Malaya and Singapore
By September 1944, Major Guy Turrall had left the Chindits and, joining SOE Force 136, had twice parachuted into Burma. On his second mission in mid-April 1945, his attack on the Kempei Tei HQ at Kyaukkyi accounted for forty-one Japanese and then he arranged for artillery shelling and air strikes that caused more than 900 casualties. On 16 August, he attempted to convince elements of a unit of the 55th Division to surrender; however, it was unaware that Japan had capitulated and he was beaten as a spy and shot at as he tried to escape. Reports of his capture led to consternation at HQ Twelfth Army and South-East Asia Command, both trying to ensure controlled surrenders, until a Japanese staff officer informed the capturing unit that the war was over and then made arrangements for the Kempei Tei to release Turrall near where he had been captured. Interestingly, he had undertaken a similar venture when the Armistice was declared on the Western Front in 1918.

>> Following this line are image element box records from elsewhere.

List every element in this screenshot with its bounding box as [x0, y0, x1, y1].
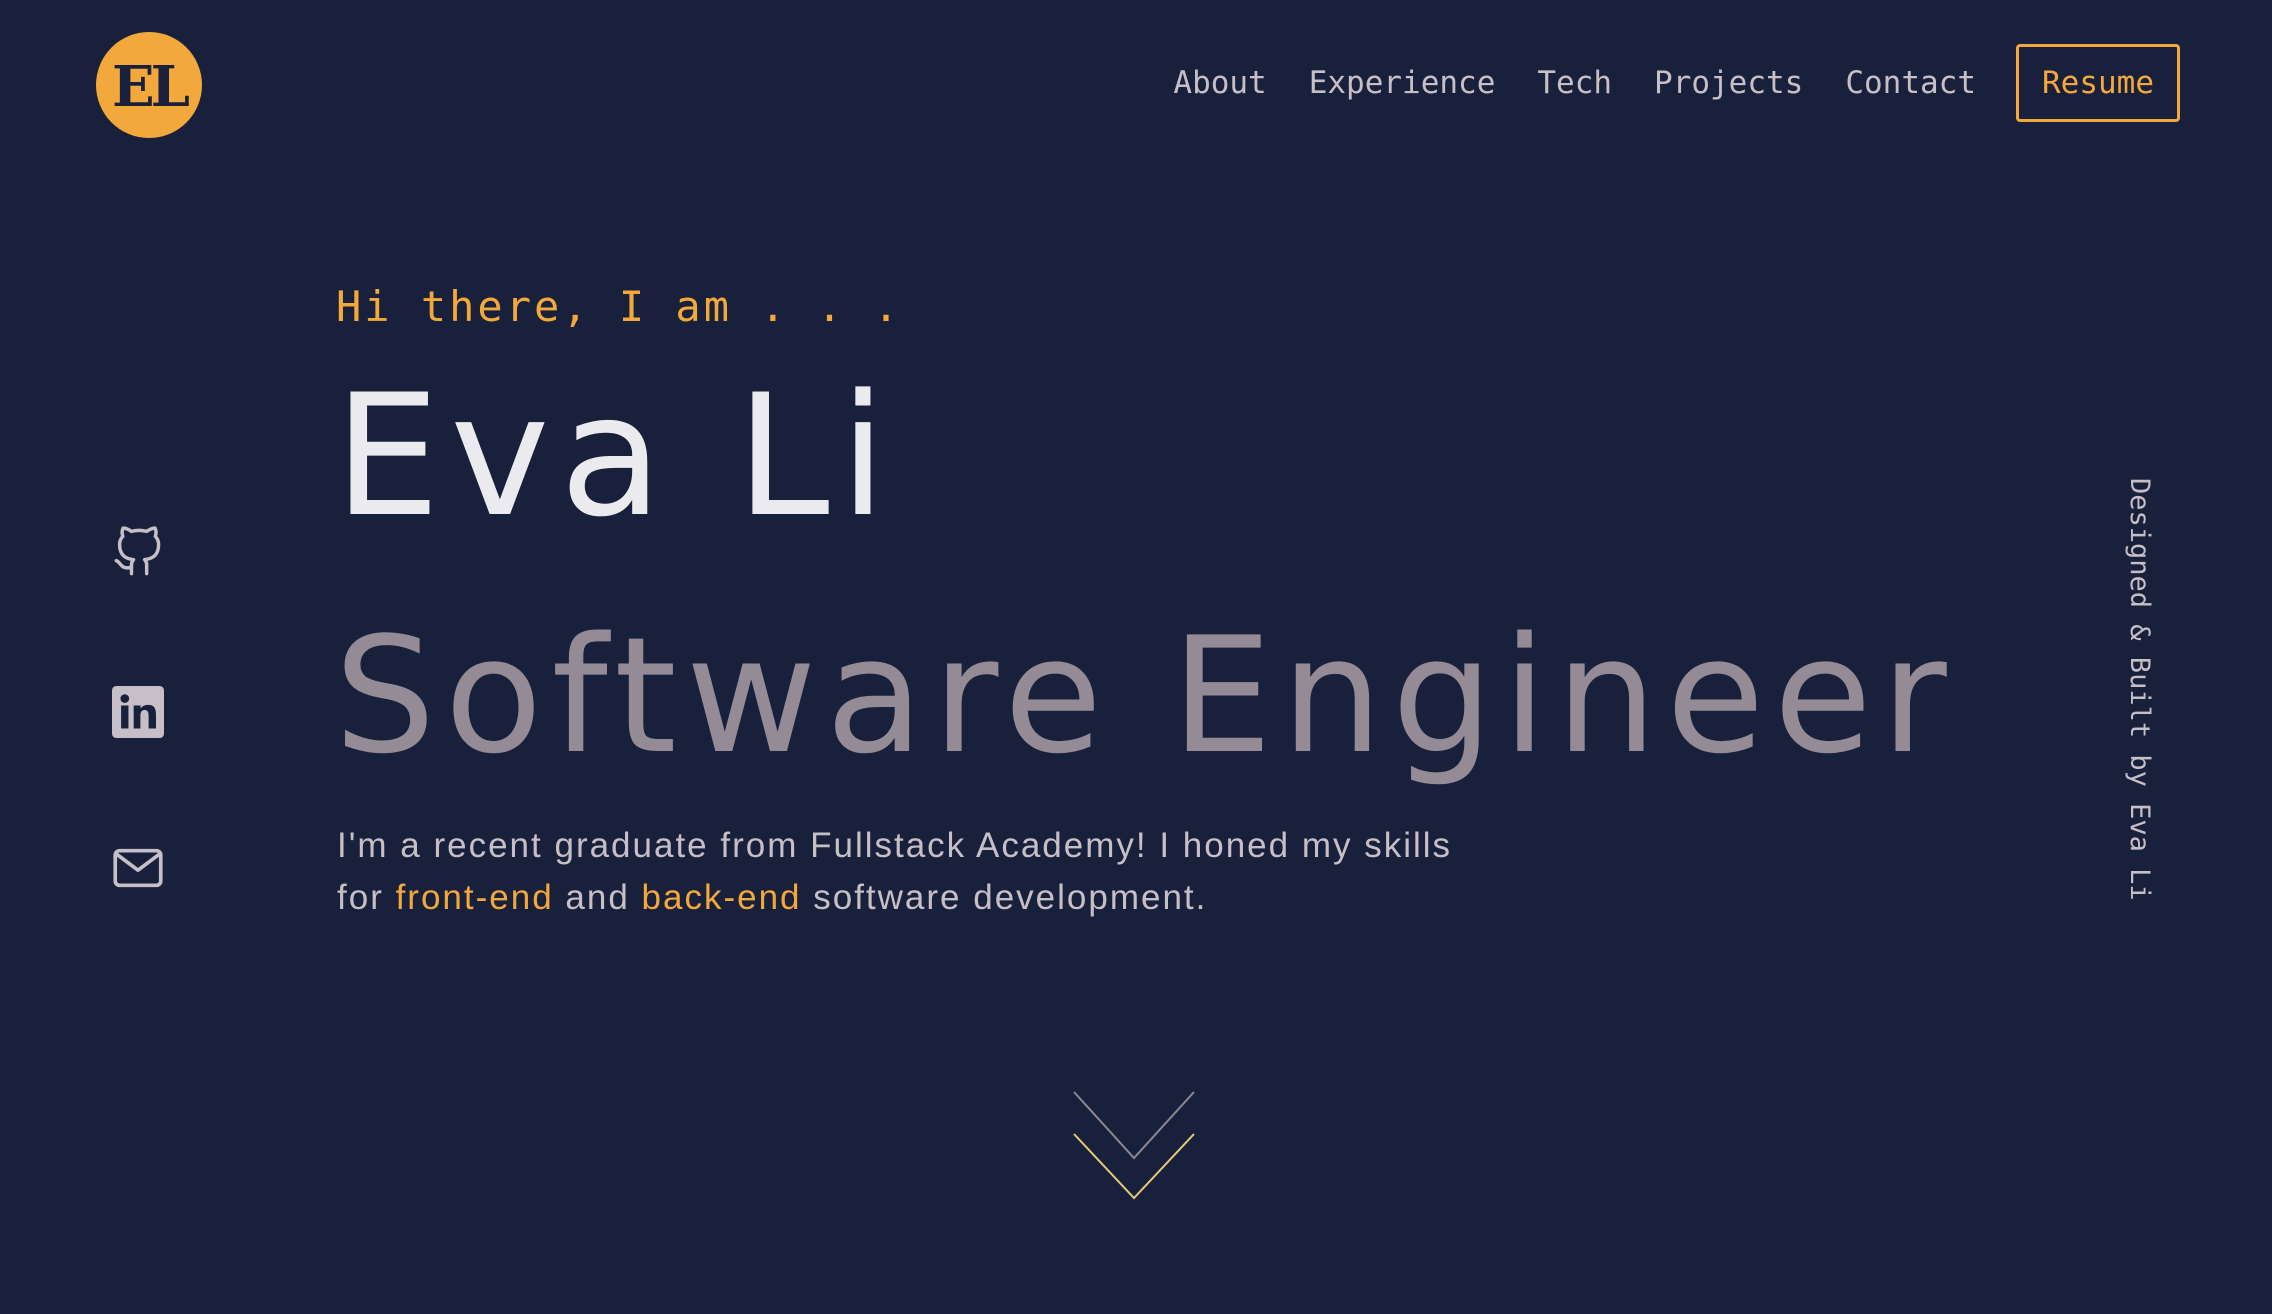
hero-name: Eva Li: [334, 358, 897, 554]
greeting-text: Hi there, I am . . .: [336, 282, 902, 331]
nav-projects[interactable]: Projects: [1654, 65, 1803, 101]
intro-text-2: and: [553, 878, 642, 917]
main-nav: About Experience Tech Projects Contact R…: [1173, 44, 2180, 122]
linkedin-icon[interactable]: [112, 686, 164, 738]
credit-text: Designed & Built by Eva Li: [2124, 478, 2155, 901]
nav-experience[interactable]: Experience: [1309, 65, 1496, 101]
logo[interactable]: EL: [96, 32, 202, 138]
nav-about[interactable]: About: [1173, 65, 1266, 101]
intro-text-3: software development.: [801, 878, 1208, 917]
github-icon[interactable]: [112, 526, 164, 578]
nav-contact[interactable]: Contact: [1845, 65, 1976, 101]
chevron-down-icon[interactable]: [1072, 1090, 1196, 1202]
front-end-highlight: front-end: [395, 878, 554, 917]
mail-icon[interactable]: [112, 842, 164, 894]
resume-button[interactable]: Resume: [2016, 44, 2180, 122]
back-end-highlight: back-end: [641, 878, 802, 917]
intro-paragraph: I'm a recent graduate from Fullstack Aca…: [337, 820, 1487, 924]
logo-text: EL: [111, 54, 190, 120]
hero-role: Software Engineer: [334, 602, 1956, 789]
nav-tech[interactable]: Tech: [1537, 65, 1612, 101]
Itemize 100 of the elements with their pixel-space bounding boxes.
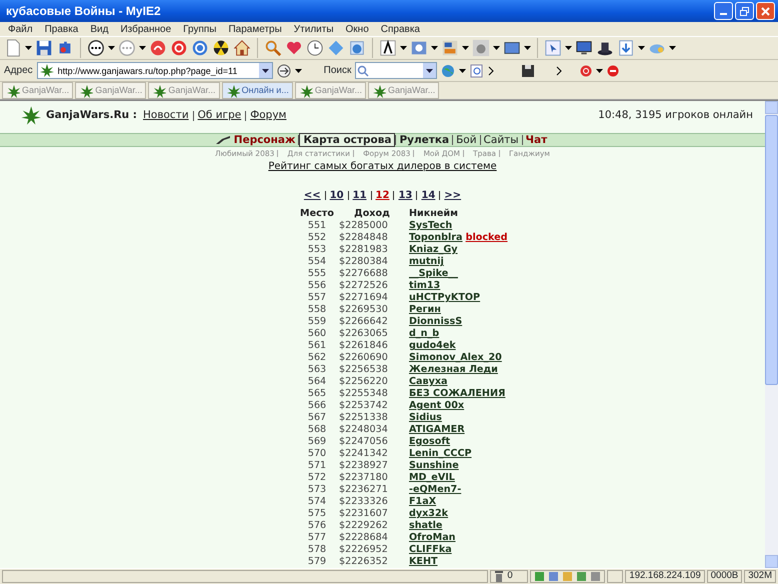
page-link[interactable]: 14 <box>417 188 440 204</box>
dropdown-icon[interactable] <box>426 68 434 72</box>
header-link[interactable]: Новости <box>143 108 189 124</box>
menu-item[interactable]: Избранное <box>114 22 178 36</box>
download-icon[interactable] <box>617 39 635 57</box>
menu-item[interactable]: Справка <box>374 22 426 36</box>
plugin-icon[interactable] <box>576 571 588 582</box>
screen-icon[interactable] <box>503 39 521 57</box>
player-link[interactable]: ATIGAMER <box>409 424 465 436</box>
player-link[interactable]: KEHT <box>409 556 438 568</box>
player-link[interactable]: dyx32k <box>409 508 448 520</box>
caret-icon[interactable] <box>669 46 676 50</box>
nav-link[interactable]: Рулетка <box>396 134 452 146</box>
layout-icon[interactable] <box>441 39 459 57</box>
player-link[interactable]: Egosoft <box>409 436 450 448</box>
page-link[interactable]: >> <box>440 188 466 204</box>
chevron-icon[interactable] <box>488 66 494 76</box>
caret-icon[interactable] <box>493 46 500 50</box>
caret-icon[interactable] <box>108 46 115 50</box>
player-link[interactable]: tim13 <box>409 280 440 292</box>
player-link[interactable]: __Spike__ <box>409 268 458 280</box>
player-link[interactable]: shatle <box>409 520 442 532</box>
header-link[interactable]: Об игре <box>198 108 242 124</box>
player-link[interactable]: gudo4ek <box>409 340 456 352</box>
search-field[interactable] <box>355 62 438 79</box>
close-button[interactable] <box>756 2 775 20</box>
player-link[interactable]: OfroMan <box>409 532 456 544</box>
player-link[interactable]: БЕЗ СОЖАЛЕНИЯ <box>409 388 506 400</box>
chevron-icon[interactable] <box>556 66 562 76</box>
player-link[interactable]: mutnij <box>409 256 444 268</box>
header-link[interactable]: Форум <box>250 108 286 124</box>
user-icon[interactable] <box>534 571 546 582</box>
player-link[interactable]: Lenin_CCCP <box>409 448 472 460</box>
player-link[interactable]: d_n_b <box>409 328 440 340</box>
radiation-icon[interactable] <box>212 39 230 57</box>
player-link[interactable]: Kniaz_Gy <box>409 244 458 256</box>
stop-icon[interactable] <box>149 39 167 57</box>
restore-button[interactable] <box>735 2 754 20</box>
menu-item[interactable]: Утилиты <box>288 22 340 36</box>
power-icon[interactable] <box>170 39 188 57</box>
address-field[interactable]: http://www.ganjawars.ru/top.php?page_id=11 <box>36 62 273 79</box>
stop-icon[interactable] <box>607 64 620 76</box>
nav-link[interactable]: Сайты <box>480 134 522 146</box>
player-link[interactable]: SysTech <box>409 220 452 232</box>
menu-item[interactable]: Вид <box>84 22 114 36</box>
menu-item[interactable]: Файл <box>2 22 39 36</box>
browser-tab[interactable]: Онлайн и... <box>222 82 293 99</box>
player-link[interactable]: Toponblra <box>409 232 463 244</box>
caret-icon[interactable] <box>25 46 32 50</box>
page-link[interactable]: 12 <box>372 188 394 204</box>
save-icon[interactable] <box>35 39 53 57</box>
caret-icon[interactable] <box>596 68 604 72</box>
caret-icon[interactable] <box>638 46 645 50</box>
back-icon[interactable] <box>87 39 105 57</box>
font-icon[interactable] <box>379 39 397 57</box>
dropdown-icon[interactable] <box>262 68 269 72</box>
player-link[interactable]: Железная Леди <box>409 364 498 376</box>
cursor-icon[interactable] <box>544 39 562 57</box>
caret-icon[interactable] <box>139 46 146 50</box>
trash-icon[interactable] <box>494 571 504 582</box>
player-link[interactable]: uHCTPyKTOP <box>409 292 480 304</box>
monitor-icon[interactable] <box>575 39 593 57</box>
player-link[interactable]: F1aX <box>409 496 436 508</box>
player-link[interactable]: -eQMen7- <box>409 484 462 496</box>
player-link[interactable]: Савуха <box>409 376 448 388</box>
player-link[interactable]: CLIFFka <box>409 544 452 556</box>
caret-icon[interactable] <box>524 46 531 50</box>
nav-link[interactable]: Персонаж <box>230 134 298 146</box>
menu-item[interactable]: Параметры <box>222 22 288 36</box>
player-link[interactable]: Sunshine <box>409 460 459 472</box>
go-icon[interactable] <box>276 64 291 78</box>
scrollbar[interactable] <box>765 101 778 568</box>
caret-icon[interactable] <box>565 46 572 50</box>
player-link[interactable]: DionnissS <box>409 316 462 328</box>
page-link[interactable]: 13 <box>394 188 416 204</box>
caret-icon[interactable] <box>459 68 466 72</box>
page-link[interactable]: 11 <box>348 188 371 204</box>
player-link[interactable]: Sidius <box>409 412 442 424</box>
menu-item[interactable]: Группы <box>177 22 222 36</box>
player-link[interactable]: Simonov_Alex_20 <box>409 352 502 364</box>
page-link[interactable]: 10 <box>326 188 348 204</box>
zoom-icon[interactable] <box>470 64 484 78</box>
refresh-icon[interactable] <box>191 39 209 57</box>
search-icon[interactable] <box>264 39 282 57</box>
player-link[interactable]: Регин <box>409 304 441 316</box>
menu-item[interactable]: Окно <box>340 22 375 36</box>
menu-item[interactable]: Правка <box>38 22 84 36</box>
player-link[interactable]: MD_eVIL <box>409 472 455 484</box>
chat-icon[interactable] <box>590 571 602 582</box>
caret-icon[interactable] <box>400 46 407 50</box>
caret-icon[interactable] <box>462 46 469 50</box>
stop-icon[interactable] <box>580 64 592 76</box>
page-icon[interactable] <box>548 571 560 582</box>
page-link[interactable]: << <box>300 188 325 204</box>
home-icon[interactable] <box>233 39 251 57</box>
clock-icon[interactable] <box>306 39 324 57</box>
nav-link[interactable]: Чат <box>522 134 550 146</box>
minimize-button[interactable] <box>714 2 733 20</box>
caret-icon[interactable] <box>431 46 438 50</box>
nav-link[interactable]: Карта острова <box>299 133 396 147</box>
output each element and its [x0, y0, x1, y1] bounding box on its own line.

Of the 214 Intelligence Corps killed on active service before Victory Over Japan Day, sixty-eight died in Great Britain. Nine died as prisoners of war in Germany and Austria, with six executed or dying of maltreatment. Twenty-one died as prisoners of Japan with four lost at sea in ships sunk by US submarines. They were among thousands of prisoners being transported to Japan to work in mills, foundries and coal and zinc mines jammed into the locked holds of ships that were ovens in the heat and fridges in winter and lacked adequate food, water and medical supplies. None of the ships were marked with Red Crosses. Lance Corporal William Shaw of 15 FSS had survived the Burma Railway. Of the survivors, Lance Corporal J.D. Smith published an account of his experiences in And All the Trumpets (1968). Of several liberated from Batu Lintang prison camp in Borneo by Australian troops, the South African author, Lieutenant Colonel Laurens van der Post, had maintained morale by organizing a ‘camp university’, with courses ranging from basic literacy to degree-standard ancient history, and had managed a farm that supplemented nutritional needs. When depressed, he once wrote, ‘It is one of the hardest things in this prison life: the strain caused by being continually in the power of people who are only half-sane and live in a twilight of reason and humanity.’ He wrote about his experiences in A Bar of Shadow (1954), The Seed and the Sower (1963) and The Night of the New Moon (1970). The film Merry Christmas, Mr Lawrence (1982) is based on his experiences. Lance Corporal William Lambert, 78 FSS and a former Palestine Police officer, died in hospital five days after the Japanese capitulation. Known as ‘Palestine Billy’ and the wearer of a rampant Victorian moustache, he was a notable scrounger who disappeared from the camp at night and returned before dawn with a chicken or eggs. He was placed in charge of the prisoners’ most valuable possession – the illicit radio known as the ‘Old Lady’.